2) dat het een insinuerende vraag is, wanneer men de vraag stelt, of Niemöller een concentratiekamp niet zo erg meer vindt, omdat het een concentratiekamp van de communisten is;

3) dat het laster is, om op grond van een briefwisseling, wier inhoud men, zoals men zelf toegeeft, niet kent, te suggereren, dat Niemöller door zijn zoon tot het communisme bekeerd is;

4) dat het geoorloofd is uitdrukkingen als „zonder Niemöller persoonlijk te kennen” en „zonder grond beschuldigen” te gebruiken, wanneer een redactie van een Rooms dagblad bij de beoordeling van Niemöller’s optreden spreekt over persoonlijke ijdelheid en politieke eerzucht.
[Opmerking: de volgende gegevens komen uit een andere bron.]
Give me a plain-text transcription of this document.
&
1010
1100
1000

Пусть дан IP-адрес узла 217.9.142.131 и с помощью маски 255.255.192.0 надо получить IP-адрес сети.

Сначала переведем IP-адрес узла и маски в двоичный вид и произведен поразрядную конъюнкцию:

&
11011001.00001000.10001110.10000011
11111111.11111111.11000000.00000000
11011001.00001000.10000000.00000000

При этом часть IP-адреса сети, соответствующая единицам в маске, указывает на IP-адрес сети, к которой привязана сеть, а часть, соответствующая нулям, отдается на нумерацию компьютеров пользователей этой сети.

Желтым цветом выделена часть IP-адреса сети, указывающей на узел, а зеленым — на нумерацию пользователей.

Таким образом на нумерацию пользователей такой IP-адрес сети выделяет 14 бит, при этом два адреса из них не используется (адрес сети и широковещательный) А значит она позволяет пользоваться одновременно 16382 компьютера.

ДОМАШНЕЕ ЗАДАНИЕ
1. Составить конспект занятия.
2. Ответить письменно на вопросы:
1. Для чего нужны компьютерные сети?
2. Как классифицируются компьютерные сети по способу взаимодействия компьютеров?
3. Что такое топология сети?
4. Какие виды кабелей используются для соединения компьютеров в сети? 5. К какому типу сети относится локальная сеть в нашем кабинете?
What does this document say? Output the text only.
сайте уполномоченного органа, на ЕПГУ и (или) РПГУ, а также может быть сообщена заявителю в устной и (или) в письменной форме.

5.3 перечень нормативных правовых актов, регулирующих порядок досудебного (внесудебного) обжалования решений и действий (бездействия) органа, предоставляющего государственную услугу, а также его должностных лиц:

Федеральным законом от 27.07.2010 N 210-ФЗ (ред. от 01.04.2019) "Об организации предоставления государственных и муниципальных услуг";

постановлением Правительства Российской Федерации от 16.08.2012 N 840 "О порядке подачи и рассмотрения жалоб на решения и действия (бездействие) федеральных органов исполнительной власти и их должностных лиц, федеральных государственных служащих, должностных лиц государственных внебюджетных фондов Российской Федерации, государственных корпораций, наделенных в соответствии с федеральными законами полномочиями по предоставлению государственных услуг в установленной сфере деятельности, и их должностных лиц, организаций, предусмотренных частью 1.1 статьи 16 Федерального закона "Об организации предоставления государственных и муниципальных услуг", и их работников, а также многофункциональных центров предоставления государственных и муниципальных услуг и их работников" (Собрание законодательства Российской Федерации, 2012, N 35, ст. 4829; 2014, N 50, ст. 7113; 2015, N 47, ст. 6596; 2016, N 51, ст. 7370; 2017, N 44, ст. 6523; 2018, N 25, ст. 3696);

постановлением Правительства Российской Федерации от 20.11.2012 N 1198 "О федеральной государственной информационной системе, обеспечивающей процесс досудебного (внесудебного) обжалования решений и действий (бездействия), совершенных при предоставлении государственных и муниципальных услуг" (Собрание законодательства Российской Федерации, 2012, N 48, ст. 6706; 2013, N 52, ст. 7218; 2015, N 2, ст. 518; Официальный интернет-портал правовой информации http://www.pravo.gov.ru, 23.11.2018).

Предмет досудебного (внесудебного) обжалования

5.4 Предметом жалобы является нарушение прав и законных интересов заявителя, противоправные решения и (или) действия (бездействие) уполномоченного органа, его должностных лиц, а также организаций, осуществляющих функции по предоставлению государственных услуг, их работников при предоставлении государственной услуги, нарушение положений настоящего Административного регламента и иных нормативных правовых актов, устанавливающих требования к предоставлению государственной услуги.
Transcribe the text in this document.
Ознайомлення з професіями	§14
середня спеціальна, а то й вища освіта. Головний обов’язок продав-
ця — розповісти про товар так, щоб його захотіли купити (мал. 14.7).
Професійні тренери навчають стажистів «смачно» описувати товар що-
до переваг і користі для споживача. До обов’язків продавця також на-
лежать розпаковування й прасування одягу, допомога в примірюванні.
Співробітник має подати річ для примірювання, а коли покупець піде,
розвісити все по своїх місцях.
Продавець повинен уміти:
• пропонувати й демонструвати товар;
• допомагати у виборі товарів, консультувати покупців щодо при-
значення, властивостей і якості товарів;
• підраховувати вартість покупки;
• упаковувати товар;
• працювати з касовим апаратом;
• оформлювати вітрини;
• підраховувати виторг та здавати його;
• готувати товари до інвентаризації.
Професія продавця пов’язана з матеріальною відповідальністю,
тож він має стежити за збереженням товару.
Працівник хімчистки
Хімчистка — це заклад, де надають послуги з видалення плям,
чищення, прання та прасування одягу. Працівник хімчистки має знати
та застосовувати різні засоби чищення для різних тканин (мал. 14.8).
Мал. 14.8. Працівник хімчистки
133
Ik protesteerde volstrekt niet tegen het feit, dat de Volkskrant de politieke inzichten van Niemöller afwijst, maar uitsluitend tegen de tendentieuze en voor Niemöller krenkende wijze, waarop zij dat deed.

Eer is teer, zelfs wanneer het een Protestantse dominee betreft.

Er worden in onze tijd alle mogelijke pogingen gedaan tot meer begrip tussen Rooms-Katholieken en Protestanten. Wij verheugen ons daarover. Maar wanneer wij in onze dagbladen elkaar bestrijden op de wijze, waarop de Volkskrant Niemöller bestrijdt, kunnen wij met al deze pogingen beter ophouden. Dan zijn ze immers van tevoren gedoemd te mislukken. En het is voor ons wel een heel grote teleurstelling, dat de Volkskrant niet bereid blijkt ons protest, dat juist daarom zo fel was, omdat de beide in de Volkskrant gepubliceerde artikelen, artikelen van christenen over een mede-christen waren, op te nemen.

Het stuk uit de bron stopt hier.